# zmierzać



## NotNow

A friend and I were making plans.  I became uncomfortable with some of his ideas.  In an email, he wrote _Nie musimy do nieczego zmierzać_.  Does that mean we don't have to make more plans or does it mean that he doesn't want our friendship to end?


----------



## wolfbm1

I think that "zmierzać" means here "starać się osiągnąć jakiś cel" or "dążyć do jakiegoś celu." 
So, you don't have to aim at at anything (niczego). 
It is a bit pessimistic, frustrated statement. Normally, people drive at some purpose.


----------



## NotNow

wolfbm1 said:


> So, you don't have to aim at at anything (niczego).



That's how I interpreted it too, but then I thought otherwise because I didn't know that I was "aiming" at anything in the first place.  He may be frustrated because we can't seem to agree on a place or time to meet.


----------



## jasio

For me the statement is somewhat ambigous indeed without the proper context. 

It may mean a philosophically pessimistic approach to life, as wolfbm1 suggested. But if you were quarreling, it may mean as well that he (or she  ) did not agree with your plans, aims or objectives, as he (or she) understood them. In particular, if your previous statements could have been understood as if you were aiming to and your frendship, threatning with it, suggesting it, or considering it as an option, it could have meant disagreement to this option as well. 

So the context is the king.


----------



## NotNow

We were vaguely talking about our relationship.  He wants to be closer; I am happy with things as they are.


----------



## jasio

NotNow said:


> We were vaguely talking about our relationship.  He wants to be closer; I am happy with things as they are.



In this case, I see another option, I didn't think of earlier: he may try to disarm your resistance.
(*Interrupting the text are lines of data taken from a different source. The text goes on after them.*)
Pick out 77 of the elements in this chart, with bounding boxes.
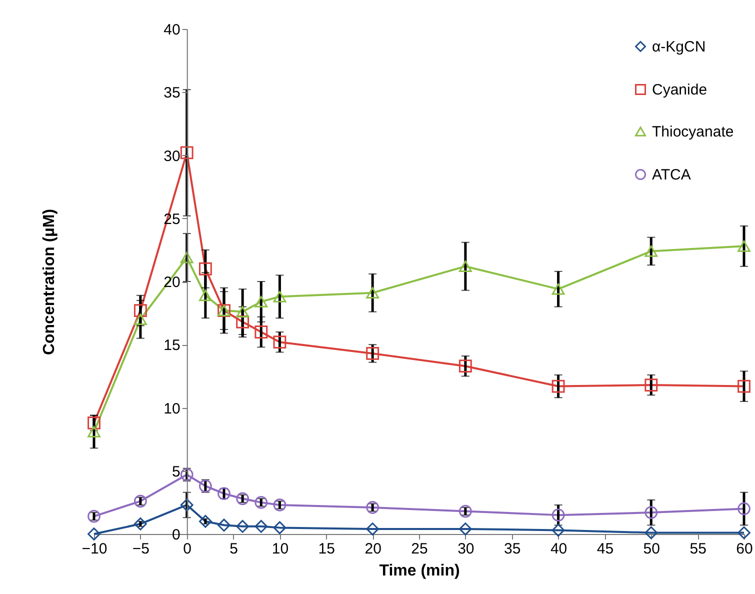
- point: [236, 306, 250, 318]
- legend-label: α-KgCN: [652, 38, 706, 56]
- legend-label: ATCA: [652, 166, 691, 184]
- point: [134, 304, 147, 317]
- point: [366, 522, 380, 536]
- point: [366, 347, 380, 360]
- point: [273, 521, 286, 534]
- point: [236, 492, 250, 506]
- point: [218, 518, 230, 532]
- point: [552, 524, 565, 537]
- y-tick-label: 15: [164, 337, 180, 354]
- point: [236, 315, 250, 328]
- point: [198, 480, 212, 492]
- x-tick-label: 20: [364, 540, 382, 558]
- point: [134, 494, 147, 508]
- point: [254, 296, 268, 308]
- point: [552, 283, 565, 295]
- y-tick-label: 0: [172, 526, 180, 544]
- point: [198, 262, 212, 276]
- y-axis-title: Concentration (µM): [40, 208, 58, 356]
- y-tick-label: 30: [164, 148, 180, 165]
- point: [180, 252, 194, 264]
- point: [644, 246, 658, 257]
- point: [366, 287, 380, 299]
- x-tick-label: 5: [230, 540, 238, 558]
- y-tick-label: 40: [164, 22, 180, 38]
- point: [644, 526, 658, 540]
- point: [738, 526, 750, 540]
- legend-label: Thiocyanate: [652, 124, 734, 140]
- legend-label: Cyanide: [652, 82, 708, 98]
- point: [273, 498, 286, 512]
- point: [738, 502, 750, 516]
- y-tick-label: 35: [164, 84, 180, 102]
- point: [134, 314, 147, 326]
- x-tick-label: 55: [690, 540, 706, 558]
- point: [552, 380, 565, 393]
- point: [458, 260, 472, 272]
- point: [738, 240, 750, 252]
- point: [254, 496, 268, 509]
- x-tick-label: 40: [550, 540, 568, 558]
- y-tick-label: 5: [172, 463, 180, 480]
- point: [88, 528, 100, 540]
- x-tick-label: 15: [318, 540, 335, 558]
- point: [180, 498, 194, 512]
- x-tick-label: 10: [272, 540, 289, 558]
- x-tick-label: 30: [458, 540, 474, 558]
- y-tick-label: 10: [164, 400, 180, 418]
- point: [273, 336, 286, 349]
- point: [273, 290, 286, 302]
- x-tick-label: 35: [504, 540, 521, 558]
- point: [366, 501, 380, 514]
- point: [458, 360, 472, 373]
- point: [644, 378, 658, 392]
- point: [254, 326, 268, 338]
- point: [198, 290, 212, 302]
- x-tick-label: 45: [596, 540, 614, 558]
- point: [180, 146, 194, 160]
- x-tick-label: 50: [643, 540, 660, 558]
- point: [644, 506, 658, 519]
- point: [458, 522, 472, 536]
- point: [88, 426, 100, 438]
- point: [552, 508, 565, 522]
- x-tick-label: 0: [183, 540, 192, 558]
- point: [180, 468, 194, 482]
- x-tick-label: 60: [736, 540, 753, 558]
- x-tick-label: −10: [82, 540, 108, 558]
- point: [134, 517, 147, 530]
- point: [198, 514, 212, 528]
- point: [738, 380, 750, 393]
- point: [218, 487, 230, 500]
- point: [254, 520, 268, 533]
- x-tick-label: −5: [132, 540, 150, 558]
- point: [236, 520, 250, 533]
- x-axis-title: Time (min): [379, 562, 460, 580]
- point: [88, 510, 100, 523]
- x-tick-label: 25: [411, 540, 428, 558]
- point: [458, 504, 472, 518]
With the proportions due, something like 'I will be sleeping on a sofa'.

So many options in one, simple phrase. Shakespeare would be happy.


----------



## NotNow

jasio said:


> So many options in one, simple phrase. Shakespeare would be happy.



It makes me happy that native speakers find this sentence ambiguous.  Perhaps my Polish isn't as bad as I thought.


----------



## jasio

NotNow said:


> It makes me happy that native speakers find this sentence ambiguous.  Perhaps my Polish isn't as bad as I thought.





Use your Polish whenever you can, and it will keep improving. And ask here when in doubts.


----------